The office door opened. The principal entered first, a woman in her sixties, upright and unhurried, the kind of presence built over decades of managing difficult rooms. She greeted them with measured courtesy, introduced herself as Principal Margaret, and apologized for the situation without elaborating until all parties were present.
Then the other door opened.
"Who the FUCK dared to hurt my son—"
Viktor Qin stopped in the doorway.
His eyes found Ren. His face went the color of fresh paper.

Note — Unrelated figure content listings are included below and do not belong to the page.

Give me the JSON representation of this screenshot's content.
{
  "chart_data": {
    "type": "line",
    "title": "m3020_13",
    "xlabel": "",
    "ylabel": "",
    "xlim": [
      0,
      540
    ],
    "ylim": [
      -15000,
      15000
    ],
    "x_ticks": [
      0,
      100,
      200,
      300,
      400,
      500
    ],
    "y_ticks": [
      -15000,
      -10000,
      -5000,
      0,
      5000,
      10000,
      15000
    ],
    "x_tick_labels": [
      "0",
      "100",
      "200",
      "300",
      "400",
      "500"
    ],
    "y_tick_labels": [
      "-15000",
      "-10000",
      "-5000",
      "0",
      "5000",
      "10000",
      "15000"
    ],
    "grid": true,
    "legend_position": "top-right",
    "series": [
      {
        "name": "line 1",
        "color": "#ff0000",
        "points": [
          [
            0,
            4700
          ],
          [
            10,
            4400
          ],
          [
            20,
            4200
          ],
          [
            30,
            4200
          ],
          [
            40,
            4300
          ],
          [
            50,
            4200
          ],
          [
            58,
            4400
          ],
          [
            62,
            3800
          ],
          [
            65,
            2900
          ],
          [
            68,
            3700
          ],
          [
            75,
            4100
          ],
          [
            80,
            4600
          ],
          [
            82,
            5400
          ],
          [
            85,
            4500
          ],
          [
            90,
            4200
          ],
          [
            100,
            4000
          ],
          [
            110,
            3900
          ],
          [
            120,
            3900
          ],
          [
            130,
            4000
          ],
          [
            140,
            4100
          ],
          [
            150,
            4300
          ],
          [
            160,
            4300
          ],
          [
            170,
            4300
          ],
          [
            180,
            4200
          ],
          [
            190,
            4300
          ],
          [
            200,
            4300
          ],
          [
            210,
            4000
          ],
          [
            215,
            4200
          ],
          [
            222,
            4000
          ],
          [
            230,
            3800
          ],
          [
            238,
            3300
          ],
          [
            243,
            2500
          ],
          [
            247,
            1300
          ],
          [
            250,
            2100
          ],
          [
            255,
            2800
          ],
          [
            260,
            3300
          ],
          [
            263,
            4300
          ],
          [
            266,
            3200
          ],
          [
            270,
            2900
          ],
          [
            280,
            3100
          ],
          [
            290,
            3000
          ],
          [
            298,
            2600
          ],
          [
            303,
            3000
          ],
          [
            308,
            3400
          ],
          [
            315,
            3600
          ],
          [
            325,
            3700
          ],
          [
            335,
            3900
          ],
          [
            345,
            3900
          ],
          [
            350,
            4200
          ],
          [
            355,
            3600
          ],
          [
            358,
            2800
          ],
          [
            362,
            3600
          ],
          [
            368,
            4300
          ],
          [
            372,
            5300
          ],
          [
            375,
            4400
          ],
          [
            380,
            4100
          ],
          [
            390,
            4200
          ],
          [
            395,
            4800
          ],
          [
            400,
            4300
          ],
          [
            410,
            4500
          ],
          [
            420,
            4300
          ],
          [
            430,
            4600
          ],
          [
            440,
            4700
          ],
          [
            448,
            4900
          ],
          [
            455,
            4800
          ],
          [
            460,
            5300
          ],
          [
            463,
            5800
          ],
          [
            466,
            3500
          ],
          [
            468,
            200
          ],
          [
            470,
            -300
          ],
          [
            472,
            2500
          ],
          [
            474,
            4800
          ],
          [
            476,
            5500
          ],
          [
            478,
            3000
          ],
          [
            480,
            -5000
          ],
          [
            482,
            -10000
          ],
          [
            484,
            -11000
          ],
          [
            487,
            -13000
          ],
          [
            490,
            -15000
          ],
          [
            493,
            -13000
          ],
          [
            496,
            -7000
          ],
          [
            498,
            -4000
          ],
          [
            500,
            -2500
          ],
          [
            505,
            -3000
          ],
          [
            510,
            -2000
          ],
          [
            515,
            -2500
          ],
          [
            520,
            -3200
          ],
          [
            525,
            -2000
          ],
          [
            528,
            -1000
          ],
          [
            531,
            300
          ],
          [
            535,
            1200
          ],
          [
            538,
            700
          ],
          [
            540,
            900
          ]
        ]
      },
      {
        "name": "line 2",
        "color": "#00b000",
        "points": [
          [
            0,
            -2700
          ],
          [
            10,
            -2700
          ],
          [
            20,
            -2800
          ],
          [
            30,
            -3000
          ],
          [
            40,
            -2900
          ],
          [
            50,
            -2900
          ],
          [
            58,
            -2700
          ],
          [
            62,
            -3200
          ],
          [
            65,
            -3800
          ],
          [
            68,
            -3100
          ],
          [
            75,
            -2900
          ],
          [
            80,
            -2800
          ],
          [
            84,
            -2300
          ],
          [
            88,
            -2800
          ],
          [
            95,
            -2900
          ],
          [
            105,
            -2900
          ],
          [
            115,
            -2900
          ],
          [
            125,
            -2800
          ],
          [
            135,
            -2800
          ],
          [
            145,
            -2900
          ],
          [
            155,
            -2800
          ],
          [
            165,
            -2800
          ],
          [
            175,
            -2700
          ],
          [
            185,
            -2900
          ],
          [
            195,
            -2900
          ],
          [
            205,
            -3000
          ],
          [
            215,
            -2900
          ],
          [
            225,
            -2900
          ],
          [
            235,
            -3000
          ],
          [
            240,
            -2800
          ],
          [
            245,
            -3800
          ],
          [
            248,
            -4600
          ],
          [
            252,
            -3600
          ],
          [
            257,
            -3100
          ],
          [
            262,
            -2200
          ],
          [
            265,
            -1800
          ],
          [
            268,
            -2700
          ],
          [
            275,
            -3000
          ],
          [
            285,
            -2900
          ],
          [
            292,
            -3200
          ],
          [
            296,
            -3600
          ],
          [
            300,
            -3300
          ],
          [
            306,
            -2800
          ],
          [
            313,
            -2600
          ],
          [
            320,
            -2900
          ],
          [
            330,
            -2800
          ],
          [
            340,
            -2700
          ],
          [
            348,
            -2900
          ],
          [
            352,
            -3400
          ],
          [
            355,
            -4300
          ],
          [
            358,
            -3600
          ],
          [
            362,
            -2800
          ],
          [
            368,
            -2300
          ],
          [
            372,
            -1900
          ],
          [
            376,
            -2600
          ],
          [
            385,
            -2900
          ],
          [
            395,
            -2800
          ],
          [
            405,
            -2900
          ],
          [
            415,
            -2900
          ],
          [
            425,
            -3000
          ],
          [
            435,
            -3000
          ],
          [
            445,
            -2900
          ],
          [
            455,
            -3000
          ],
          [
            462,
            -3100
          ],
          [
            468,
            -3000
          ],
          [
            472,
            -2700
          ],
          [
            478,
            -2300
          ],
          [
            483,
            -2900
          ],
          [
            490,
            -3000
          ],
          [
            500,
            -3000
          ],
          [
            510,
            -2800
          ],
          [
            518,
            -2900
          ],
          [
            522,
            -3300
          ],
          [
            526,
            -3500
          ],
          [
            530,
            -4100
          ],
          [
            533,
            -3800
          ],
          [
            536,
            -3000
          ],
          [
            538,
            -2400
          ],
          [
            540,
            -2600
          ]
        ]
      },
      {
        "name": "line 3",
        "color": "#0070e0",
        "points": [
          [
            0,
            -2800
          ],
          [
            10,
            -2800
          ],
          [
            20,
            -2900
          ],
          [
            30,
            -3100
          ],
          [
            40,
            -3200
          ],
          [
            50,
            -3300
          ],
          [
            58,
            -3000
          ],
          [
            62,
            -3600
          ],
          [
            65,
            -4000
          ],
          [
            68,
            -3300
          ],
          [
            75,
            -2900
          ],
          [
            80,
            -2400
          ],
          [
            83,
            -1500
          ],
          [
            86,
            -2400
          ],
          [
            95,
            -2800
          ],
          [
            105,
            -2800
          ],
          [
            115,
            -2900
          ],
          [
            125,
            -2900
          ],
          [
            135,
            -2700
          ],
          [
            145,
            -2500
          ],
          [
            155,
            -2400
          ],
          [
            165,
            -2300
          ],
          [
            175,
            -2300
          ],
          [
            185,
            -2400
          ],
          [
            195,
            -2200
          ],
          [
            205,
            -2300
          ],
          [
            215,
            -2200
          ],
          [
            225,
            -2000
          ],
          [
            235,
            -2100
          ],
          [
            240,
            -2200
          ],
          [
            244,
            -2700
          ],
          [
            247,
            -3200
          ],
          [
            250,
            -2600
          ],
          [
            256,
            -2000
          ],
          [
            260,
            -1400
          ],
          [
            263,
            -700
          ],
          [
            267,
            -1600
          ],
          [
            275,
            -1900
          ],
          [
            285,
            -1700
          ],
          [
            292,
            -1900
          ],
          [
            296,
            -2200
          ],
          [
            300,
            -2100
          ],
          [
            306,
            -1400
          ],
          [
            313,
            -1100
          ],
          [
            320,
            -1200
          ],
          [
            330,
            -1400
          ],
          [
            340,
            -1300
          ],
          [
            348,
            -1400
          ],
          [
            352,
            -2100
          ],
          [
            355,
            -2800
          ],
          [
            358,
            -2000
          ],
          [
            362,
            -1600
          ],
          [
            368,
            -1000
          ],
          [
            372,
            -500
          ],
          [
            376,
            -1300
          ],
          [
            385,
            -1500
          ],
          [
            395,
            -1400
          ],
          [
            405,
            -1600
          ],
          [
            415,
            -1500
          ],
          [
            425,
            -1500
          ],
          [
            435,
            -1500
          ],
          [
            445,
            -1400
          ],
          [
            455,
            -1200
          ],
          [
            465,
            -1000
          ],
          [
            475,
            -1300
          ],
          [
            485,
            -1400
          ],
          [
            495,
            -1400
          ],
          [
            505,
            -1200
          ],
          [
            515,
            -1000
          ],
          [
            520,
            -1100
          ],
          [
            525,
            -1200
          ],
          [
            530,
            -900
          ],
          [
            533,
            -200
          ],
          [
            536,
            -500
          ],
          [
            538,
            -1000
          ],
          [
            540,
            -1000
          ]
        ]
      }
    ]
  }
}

He stood there for a full second, taking in the scene: Ren sitting in a school principal's office without a mask, Chu Xinghe beside him, two children across the room, and the general implication that Ren was here as a parent.
Viktor's mouth opened slightly. He closed it.
The principal stared at him.
Chu Xinghe looked at Ren with an expression that was asking several questions simultaneously.
Beside Viktor stood a tall boy. He had clearly been handsome before today. Currently he had two eyes swollen mostly shut, both arms in casts, and the face of someone who had significantly miscalculated.
Ren looked at the boy.
He looked at him for a while.
Martinez did that, he thought. Martinez, who is thirteen, did that to a boy twice his size. Both arms. Both eyes.
He looked at Martinez, who had one black eye and was sitting straight-backed with the composed expression of a child who had done exactly what he intended to do.
Did you hit him with a baseball bat, Ren thought. What did you hit him with.